Enbridge (TSX:ENB): Fueling Recession-Resistant Returns
Enbridge (TSX: ENB) is another defensive business that should be on investors' radar during times of economic uncertainty. As a Canadian Dividend Aristocrat, Enbridge has consistently increased dividends for 28 years. With a market capitalization of $92.87 billion, it plays a significant role in the North American energy sector. Headquartered in Calgary, Enbridge owns and operates an extensive pipeline network for transporting hydrocarbons throughout Canada and the United States.
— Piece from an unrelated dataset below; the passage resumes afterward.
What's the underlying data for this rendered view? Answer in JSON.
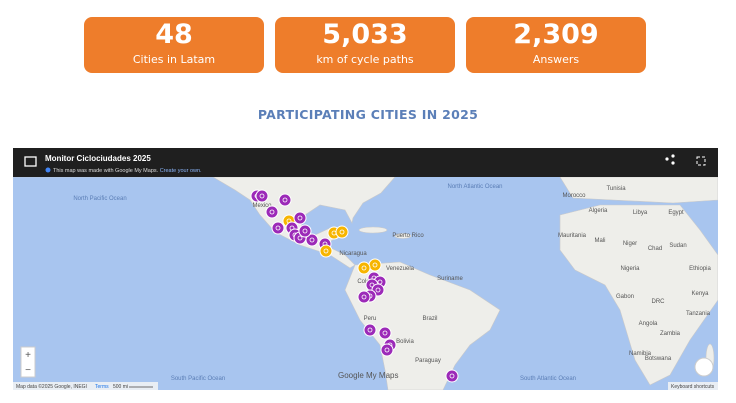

To position itself for the future of greener energy, Enbridge has made substantial investments in renewable energy sources. Like Fortis, it provides essential services to the regional economy, ensuring that it can generate sufficient cash flows to sustain its dividend payouts even in a recession.
Key Takeaway
With impressive streaks of 50 years and 28 years for Fortis and Enbridge, respectively, these Canadian Dividend Aristocrats have proven their resilience through various recessions. They have consistently delivered returns to investors in the form of reliable dividend payments and long-term capital gains.
While both Fortis and Enbridge present compelling opportunities for investors looking to build a recession-ready portfolio, it's important to consider your investment objectives and risk tolerance. Fortis, with its extensive track record, offers a high level of stability, making it an attractive choice for conservative investors. In contrast, Enbridge, while also an appealing dividend growth stock, may involve more risk due to its transition toward greener energy. Ultimately, your choice between these two stalwart stocks will depend on your specific financial goals and investment strategy.
As we navigate through uncertain economic times, diversifying your portfolio with dividend-growth stocks like Fortis and Enbridge can be a smart move to help protect your investments and secure reliable income streams during recessions.